Mais, dès 1706, par suite de la guerre qui rendait le recrutement plus difficile, le roi remplaça l’obligation de transporter des engagés par une taxe de 60 livres par tête[4]. L’ordonnance du 15 février 1724[5] les astreint à payer 120 livres par chaque « engagé de métier » qu’ils ne livreront pas aux îles. Suivant l’article XI d’un Règlement du roi, du 15 novembre 1728[6], « les particuliers embarqués par ordre du roi ou les soldats compteront sur le pied d’un engagé chacun ». Du reste, à partir de ce moment, les ordonnances tombent en désuétude ; il se produit les plus grands abus[7], et l’on peut dire que c’en est fait désormais du système des engagés, jusqu’à ce

  1. Charlevoix, III, 74.
  2. Duval, op. cit., p. 45.
  3. D’après un mémoire de M. de Pouancey, en 1682, il y avait à Saint-Domingue 7.848 habitants, dont plus de 4.000 Français capables de porter les armes. « Le soin que les habitants ont pris de faire passer à la côte grand nombre d’engagés est ce qui a le plus contribué à les peupler de Français. Si on y avait porté quantité de nègres, les habitants s’en seraient fournis et auraient négligé de faire venir de France des engagés qui leur coûtent beaucoup plus cher que les nègres. Ainsi la colonie serait demeurée faible et exposée aux insultes des Espagnols. » Il demande ensuite qu’il ne soit pas permis d’avoir plus de nègres que d’engagés. Arch. Col., F, 142. — Sur un état des vaisseaux arrivés à la Martinique pendant les six derniers mois de 1717, Arch. Col., C8, 25, il est mentionné, rien que pour cette période, 203 engagés. À 4 ou 500 par an, on aurait eu rapidement un nombre important de travailleurs. — Dans une table des ordres de passage, expédiés pour les colonies à la place d’engagés, en 1763, nous voyons qu’il y avait 1.284 places d’engagés ; mais ils ne sont remplacés que par 500 passagers. Arch. Col., B, 117.

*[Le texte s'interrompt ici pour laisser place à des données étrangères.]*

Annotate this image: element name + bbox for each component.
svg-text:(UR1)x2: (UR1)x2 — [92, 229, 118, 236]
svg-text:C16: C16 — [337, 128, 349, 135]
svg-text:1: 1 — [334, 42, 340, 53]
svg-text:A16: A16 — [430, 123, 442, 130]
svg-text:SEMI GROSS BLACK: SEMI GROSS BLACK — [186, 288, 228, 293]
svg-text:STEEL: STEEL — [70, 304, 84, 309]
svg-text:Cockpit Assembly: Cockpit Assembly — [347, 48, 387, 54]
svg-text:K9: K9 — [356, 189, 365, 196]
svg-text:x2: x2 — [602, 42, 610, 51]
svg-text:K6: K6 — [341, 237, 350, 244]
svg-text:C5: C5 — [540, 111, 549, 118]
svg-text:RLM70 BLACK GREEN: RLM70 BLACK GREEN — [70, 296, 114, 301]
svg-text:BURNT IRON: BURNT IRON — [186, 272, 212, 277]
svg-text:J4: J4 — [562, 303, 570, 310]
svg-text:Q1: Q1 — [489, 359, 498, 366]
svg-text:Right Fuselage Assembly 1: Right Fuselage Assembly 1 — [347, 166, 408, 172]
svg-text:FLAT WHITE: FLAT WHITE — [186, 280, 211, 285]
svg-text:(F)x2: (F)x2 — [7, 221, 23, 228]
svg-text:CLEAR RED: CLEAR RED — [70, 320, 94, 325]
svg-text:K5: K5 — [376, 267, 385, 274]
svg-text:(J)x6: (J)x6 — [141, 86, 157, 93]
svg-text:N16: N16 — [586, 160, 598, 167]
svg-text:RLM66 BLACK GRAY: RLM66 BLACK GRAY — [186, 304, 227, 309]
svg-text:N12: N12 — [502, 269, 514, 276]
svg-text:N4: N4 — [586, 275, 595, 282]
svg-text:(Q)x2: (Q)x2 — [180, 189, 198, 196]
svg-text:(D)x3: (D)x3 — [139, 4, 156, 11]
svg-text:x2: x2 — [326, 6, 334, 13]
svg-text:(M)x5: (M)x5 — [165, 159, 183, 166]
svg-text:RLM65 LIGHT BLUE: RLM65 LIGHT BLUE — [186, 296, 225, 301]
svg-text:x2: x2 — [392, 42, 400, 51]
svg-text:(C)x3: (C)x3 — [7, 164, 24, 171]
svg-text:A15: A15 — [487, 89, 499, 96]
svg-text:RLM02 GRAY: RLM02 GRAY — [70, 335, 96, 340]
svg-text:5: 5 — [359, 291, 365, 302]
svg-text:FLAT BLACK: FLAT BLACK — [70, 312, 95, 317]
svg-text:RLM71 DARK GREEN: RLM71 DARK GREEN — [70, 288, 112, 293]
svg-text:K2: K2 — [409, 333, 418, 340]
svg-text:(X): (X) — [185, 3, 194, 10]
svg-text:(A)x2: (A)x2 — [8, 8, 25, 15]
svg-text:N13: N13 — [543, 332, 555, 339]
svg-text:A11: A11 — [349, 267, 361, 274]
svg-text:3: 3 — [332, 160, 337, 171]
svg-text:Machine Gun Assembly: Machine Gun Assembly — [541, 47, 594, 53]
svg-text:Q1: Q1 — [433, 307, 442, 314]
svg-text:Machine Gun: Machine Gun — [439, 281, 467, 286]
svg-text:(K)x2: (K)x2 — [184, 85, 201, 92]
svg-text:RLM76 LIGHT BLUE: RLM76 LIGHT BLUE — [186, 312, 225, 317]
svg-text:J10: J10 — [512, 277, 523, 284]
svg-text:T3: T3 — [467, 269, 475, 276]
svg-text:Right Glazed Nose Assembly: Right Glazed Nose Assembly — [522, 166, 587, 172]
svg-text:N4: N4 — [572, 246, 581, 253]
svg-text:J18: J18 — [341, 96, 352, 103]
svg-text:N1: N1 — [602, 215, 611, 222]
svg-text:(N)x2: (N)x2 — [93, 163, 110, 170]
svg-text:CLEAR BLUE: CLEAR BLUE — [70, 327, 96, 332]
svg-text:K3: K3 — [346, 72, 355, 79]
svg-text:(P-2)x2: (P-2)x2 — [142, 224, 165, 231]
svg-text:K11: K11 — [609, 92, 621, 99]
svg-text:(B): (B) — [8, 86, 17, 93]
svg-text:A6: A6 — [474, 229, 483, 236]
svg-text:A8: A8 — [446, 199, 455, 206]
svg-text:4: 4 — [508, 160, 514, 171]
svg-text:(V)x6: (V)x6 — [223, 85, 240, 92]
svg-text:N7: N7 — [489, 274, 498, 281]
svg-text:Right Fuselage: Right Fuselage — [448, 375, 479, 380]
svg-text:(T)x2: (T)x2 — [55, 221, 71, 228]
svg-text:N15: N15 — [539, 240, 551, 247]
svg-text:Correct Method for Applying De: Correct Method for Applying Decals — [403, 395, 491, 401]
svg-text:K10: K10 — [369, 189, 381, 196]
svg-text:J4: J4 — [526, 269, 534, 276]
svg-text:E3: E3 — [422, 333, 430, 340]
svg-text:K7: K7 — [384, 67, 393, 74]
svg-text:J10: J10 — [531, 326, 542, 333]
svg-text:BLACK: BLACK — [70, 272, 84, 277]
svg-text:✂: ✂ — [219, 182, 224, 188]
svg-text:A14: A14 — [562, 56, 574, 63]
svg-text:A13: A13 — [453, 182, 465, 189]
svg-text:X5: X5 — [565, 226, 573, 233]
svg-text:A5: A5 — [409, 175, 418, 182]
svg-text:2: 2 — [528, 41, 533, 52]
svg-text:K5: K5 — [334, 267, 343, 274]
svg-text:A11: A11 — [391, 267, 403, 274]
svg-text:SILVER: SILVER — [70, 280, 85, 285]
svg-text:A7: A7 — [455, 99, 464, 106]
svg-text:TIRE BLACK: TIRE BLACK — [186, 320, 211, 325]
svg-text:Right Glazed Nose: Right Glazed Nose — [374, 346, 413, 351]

  4. Moreau de Saint-Méry, II, 711. Ordonnance royale du 17 novembre 1706. — Arch. Col., B, 31, p. 66. Lettre ministérielle, du 16 mai 1708, aux juges consuls de Nantes.
  5. Moreau de Saint-Méry, III, 85.
  6. Id., ibid., 264.
  7. Id., ibid., 378. Lettres de M. le général au gouverneur du Cap, 20 et 28 octobre 1733.